Toothpaste, please, and hold the mozzarella

Toothpaste and mouthwash flavors can be so ho hum. Crest, for example, offers Peppermint. Also Strong Mint, Mild Mint, Vanilla Mint, Citrus Clean Mint, and Mint + Green Tea Extract. Did we mention mint? Colgate's not much more imaginative with its Max Fresh Clean Mint, Cool Mint, Cinnamint, and Kiss Me Mint. Why does everything have to be so darn refreshing? Why not garlic toothpaste washed down with an olive oil rinse?

You may laugh, but that's the serious suggestion from separate groups of researchers who have looked into the dental benefits of these common cooking ingredients. Researchers who aren't even Italian.

The garlic investigators hail from Shiraz University in Shiraz, Iran, a country where the widespread use of the antibiotic erythromycin has led to drug resistance among some pretty noxious bacteria -- including the infamous caries-causing S. mutans. Garlic has starred in centuries of folk remedies, and has been proven in laboratories to knock out heavy-hitting bacteria.

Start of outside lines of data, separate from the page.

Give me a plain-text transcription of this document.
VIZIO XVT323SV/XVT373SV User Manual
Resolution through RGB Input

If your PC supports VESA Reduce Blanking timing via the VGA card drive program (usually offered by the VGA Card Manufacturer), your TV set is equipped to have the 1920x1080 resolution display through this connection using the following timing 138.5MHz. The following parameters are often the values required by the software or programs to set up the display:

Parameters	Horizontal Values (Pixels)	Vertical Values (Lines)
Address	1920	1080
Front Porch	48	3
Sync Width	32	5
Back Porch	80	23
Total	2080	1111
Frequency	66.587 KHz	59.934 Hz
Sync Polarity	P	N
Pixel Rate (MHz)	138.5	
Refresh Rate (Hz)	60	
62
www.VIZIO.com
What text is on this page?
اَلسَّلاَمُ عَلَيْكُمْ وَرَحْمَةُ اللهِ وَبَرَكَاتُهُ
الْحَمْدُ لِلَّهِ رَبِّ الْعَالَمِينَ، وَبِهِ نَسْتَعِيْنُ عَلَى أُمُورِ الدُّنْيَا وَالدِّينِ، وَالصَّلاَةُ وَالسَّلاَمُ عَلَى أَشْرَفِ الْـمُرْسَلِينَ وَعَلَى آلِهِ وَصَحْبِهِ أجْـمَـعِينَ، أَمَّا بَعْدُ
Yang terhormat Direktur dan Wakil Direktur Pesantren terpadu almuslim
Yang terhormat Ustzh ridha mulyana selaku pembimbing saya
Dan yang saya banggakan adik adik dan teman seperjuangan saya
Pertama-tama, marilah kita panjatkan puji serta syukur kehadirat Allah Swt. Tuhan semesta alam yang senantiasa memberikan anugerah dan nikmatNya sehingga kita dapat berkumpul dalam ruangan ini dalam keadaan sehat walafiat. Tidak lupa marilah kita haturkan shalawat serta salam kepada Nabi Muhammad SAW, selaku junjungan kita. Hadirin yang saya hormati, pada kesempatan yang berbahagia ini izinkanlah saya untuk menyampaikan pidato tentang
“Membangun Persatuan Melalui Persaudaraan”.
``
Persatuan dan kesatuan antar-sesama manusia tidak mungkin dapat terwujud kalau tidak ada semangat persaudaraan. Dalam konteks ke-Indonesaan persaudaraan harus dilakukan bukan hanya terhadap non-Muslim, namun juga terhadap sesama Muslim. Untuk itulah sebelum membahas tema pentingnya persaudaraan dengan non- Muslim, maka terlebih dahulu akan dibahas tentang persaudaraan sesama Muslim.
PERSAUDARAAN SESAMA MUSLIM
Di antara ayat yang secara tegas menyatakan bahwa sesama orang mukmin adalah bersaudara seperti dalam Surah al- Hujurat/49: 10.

So the Shiraz researchers thought they'd try it on strains of S. mutans cultivated from extracted teeth and known to be resistant to multiple types of antibiotics. Sure enough, the bacteria keeled over, the researchers report in the October-December issue of the Journal of the Indian Society for Pedodontics and Preventative Dentistry.

Meanwhile, a team from the University of Zürich, Switzerland, and the Georg-August-University of Göttingen, Germany, set out to explore the benefits of olive oil -- which has also shown some antibacterial talent in previous experiments. For a study in the fall issue of Acta Odontologica Scandinavica, they dunked bits of cow teeth in various solutions of the oil, stored them in artificial saliva, then tried to dissolve them in citric acid. They found that 100 percent olive oil didn't protect the samples from the effects of the acid, but a 2 percent olive oil emulsion (or a 2 percent olive-oil-containing saliva substitute, Xerostom), slowed corrosion significantly.

Olive oil didn't work quite as well as fluoride, the researchers found, but that hasn't deterred the Spanish makers of Xerostom, Biocosmetics Laboratories, from touting olive oil as one of their product's special ingredients.

Likewise, the garlic extract in the Shiraz experiment didn't kill bacteria quite as easily as the standard oral antibacterial chlorhexidine. But that didn't discourage the team from taking their project to the next stage: "Work is in progress at the medical center," they write, "for standardization and preparation of toothpaste and mouthwash containing this antimicrobial agent."

At last we may be able to find on our local drugstore shelves such flavors as Toothpesto, Strong Vanilla Citrus Cinnaolive, and of course, Kiss Me Garlic.